“Yoko” ist ein Buch, das sich durch einen sehr schnellen Erzählrhythmus und kurze Kapitel auszeichnet. Die Geschichte beginnt sofort und wirft den Leser ohne grossen Aufbau direkt ins Geschehen. Diese Art des Einstiegs kann zwar für manche Leser reizvoll sein, lässt aber wenig Raum für ein tieferes Verständnis der Charaktere und ihrer Umgebung. Leider bleibt dabei das Charakter-Building weitgehend auf der Strecke, sodass ich mich nicht wirklich in die Protagonistin hineinversetzen konnte.
Der Schreibstil ist eher schlicht und für meinen Geschmack etwas zu einfach gehalten. Die Art, wie Gedanken und Gespräche dargestellt werden, gefiel mir ebenfalls nicht besonders, da den Dialogen oft die nötigen Emotionen fehlen.
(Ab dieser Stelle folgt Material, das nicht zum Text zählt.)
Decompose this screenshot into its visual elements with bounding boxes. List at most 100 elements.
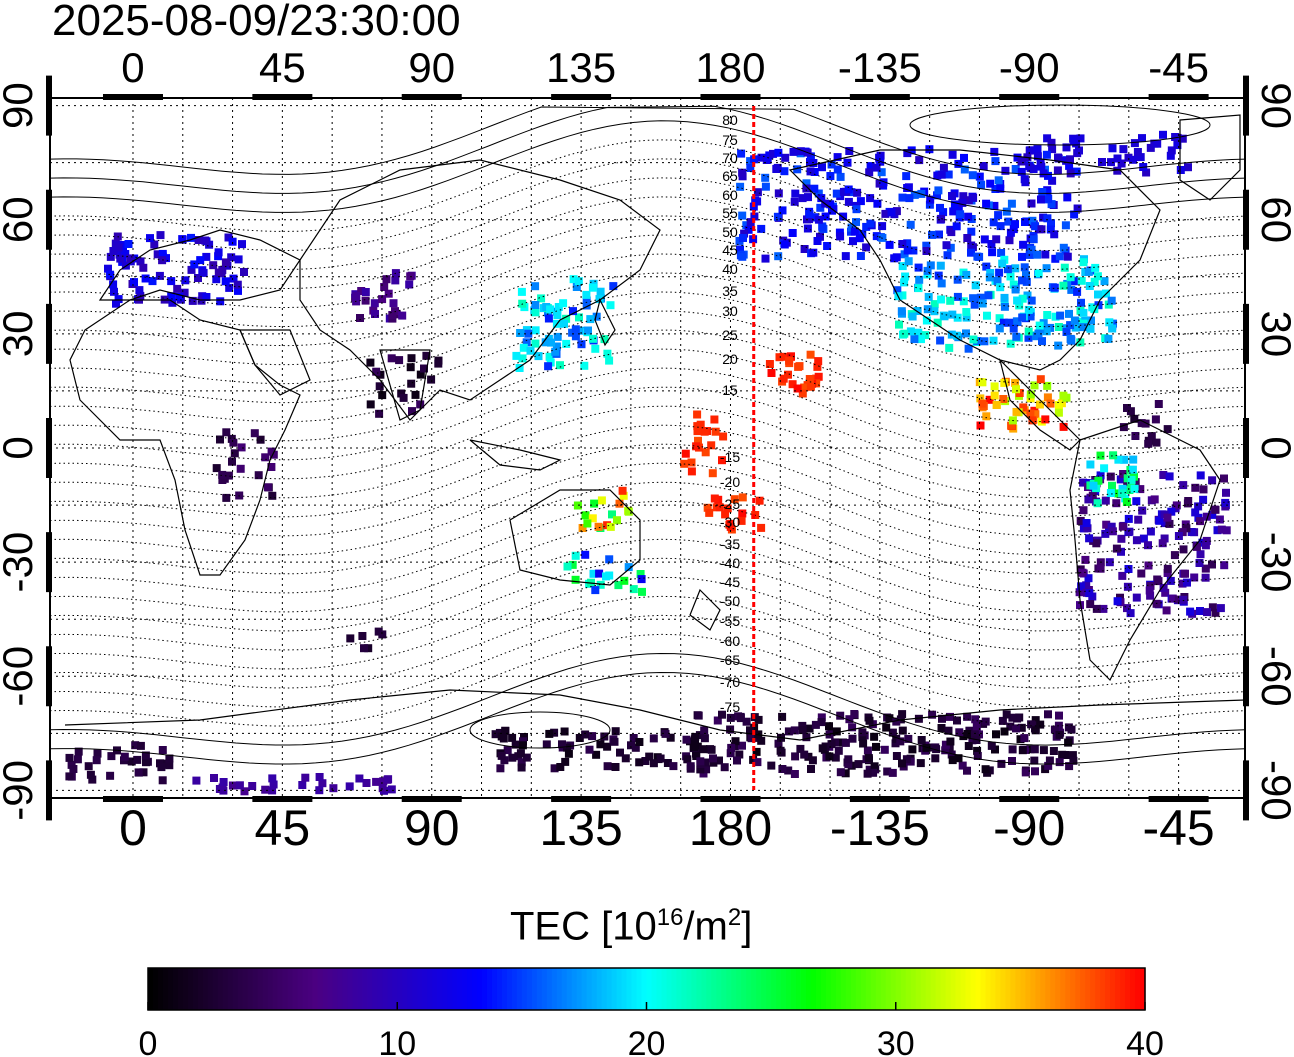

Dies trägt dazu bei, dass die Beziehungen zwischen den Charakteren unglaubwürdig wirken und man als Leser nicht wirklich mitfiebert. Auch die Versuche des Autors, überraschende Wendungen einzubauen, wirken oft aus der Luft gegriffen und wenig durchdacht.
Ein weiteres Problem des Buches ist seine Vorhersehbarkeit. Es ist relativ schnell klar, dass Yoko als Metzgerin die Menschen mit dem Messer umbringt, und auch andere Handlungsstränge lassen wenig Raum für Spekulationen. Zudem scheint Yoko oft schnelle Schlüsse zu ziehen und handelt, ohne gross über die Konsequenzen nachzudenken. Dass ihre Pläne immer ohne grössere Komplikationen aufgehen, verstärkt den unrealistischen Eindruck, den die Geschichte hinterlässt. Um wirklich Spannung aufzubauen, sollte eine Handlung zumindest ein gewisses Mass an Realitätsnähe bewahren, was hier leider nicht der Fall ist.
Das Buch behandelt zudem sehr brutale Themen, die nichts für schwache Nerven sind. Eine Triggerwarnung vor Vergewaltigung und Kindesmissbrauch wäre hier absolut notwendig. Die explizite Brutalität und die schweren Themen sind jedoch nicht gut in die Handlung integriert, was es für mich noch schwieriger machte, eine emotionale Verbindung zur Geschichte aufzubauen.
Ein besonders unlogischer Aspekt ist, dass die einzige Person, die Yoko kritisiert und ihr klar macht, dass Selbstjustiz falsch ist, als alkoholsüchtig dargestellt wird und ihre Aussagen von Yoko leichtfertig abgetan werden. Auch die Entwicklung von Yokos Beziehung zu ihrem Vater ist widersprüchlich: Anfangs spricht sie liebevoll von ihm, nur um ihn später zu verachten, während sie am Ende dennoch Teile ihres neuen Lebens nach seinen Vorstellungen ausrichtet.
Alles in allem konnte mich “Yoko” nicht überzeugen. Trotz des schnellen Tempos und der kurzen Kapitel, die das Buch zumindest zügig lesbar machen, baut sich keine wirkliche Spannung auf. Die Geschichte wirkt vorhersehbar, die Dialoge sind emotionslos, und die Charaktere bleiben blass. Für Leser, die tiefere Einblicke in die Psyche der Protagonisten und realistischere Handlungsverläufe schätzen, ist dieses Buch eher enttäuschend.